Singh, who is Garg’s client now, believes one should be careful in choosing the professional or firm that handles the case. “At least three or four people had approached us, but we gave the job to two of them. We struggled for about two-and-a-half years, but nothing happened. You need to have a very professional approach and be relentless in your pursuit,” he says. In the last 15 months or so, with the help from Garg’s firm, he was able to clear 90 per cent of the backlog. Rajiv believes that their focused and scientific approach and understanding of the processes like what affidavits need to be made or the documents that need to be produced, have helped crack his case. The documentation complexities are such that few clients would be able to follow it up on their own without the help of a professional or firm.

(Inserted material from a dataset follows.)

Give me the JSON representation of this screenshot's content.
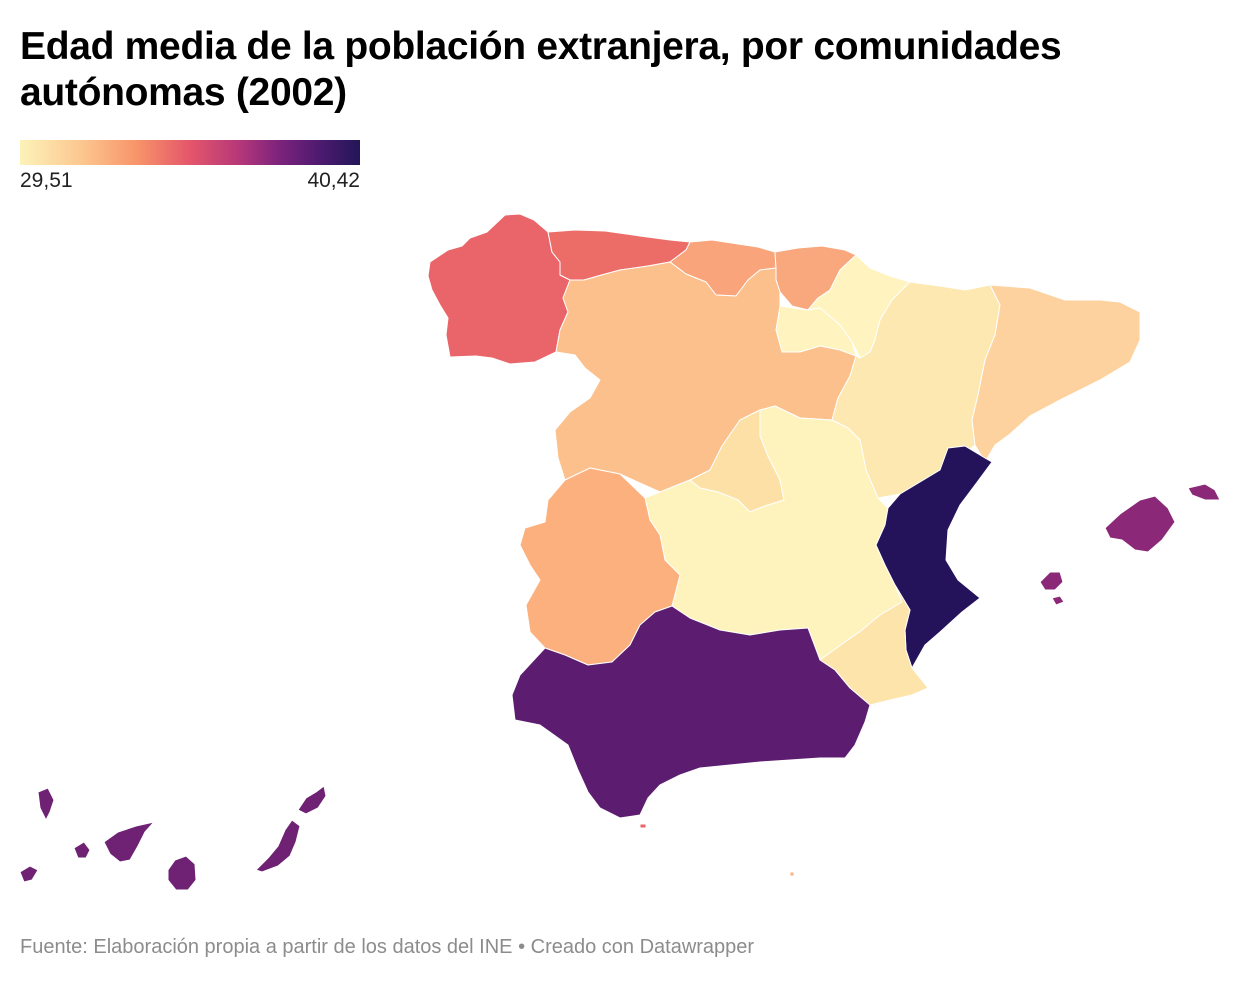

Mantri says that often the cases get delayed due to the clients’ poor understanding of the processes and the lack of proper documents. “Filling out forms could be difficult even for opening a bank account, and it is much more complicated in IEPF,” he says. It can be tough for a person without solid legal or financial acumen, as they have to start from scratch, including opening a demat account, says Garg, adding, “There are cases still pending from the ’70s.”
It also gets delayed at the government’s end due to work overload. “IEPF receives 30,000-40,000 claim requests per year but is able to process only about one-third of them,” says Garg.
The government keeps records of all claims filed, both successful and rejected cases.
“Our website has compiled data on unclaimed shares so that people could search with their surnames and the state where they lived at the time. You can go to IEPF, provided we know the shares you own, or else you will keep searching from company to company,” says Mantri. The government’s integrated portal will be of help in the future.
Sometimes, the delay also happens at the end of the companies and their registrars when they do not respond on time.
“There is also the aspect of incentivising the work for a company secretary for prioritising it. Although the regulator is pushing hard, these officials are cautious as they don’t want to do something that is questionable later, given all kinds of frauds happening in the capital market. So if the value of the shares is higher, the scrutiny is tougher,” says Mantri.
In addition, companies may not have full-time staff to look into these matters.
Gupta says one must be diligent and actively follow the rules. The IEPF process is quite time-consuming and demands patience. “If the right approach is followed, the shares can be recovered quickly,” she adds.
The tunnel may be dark, but there may be a silver lining at the end of it, provided you get the paperwork right or get the right professional if you can’t do it yourself. With patience and persistence, you can reclaim what’s rightfully yours.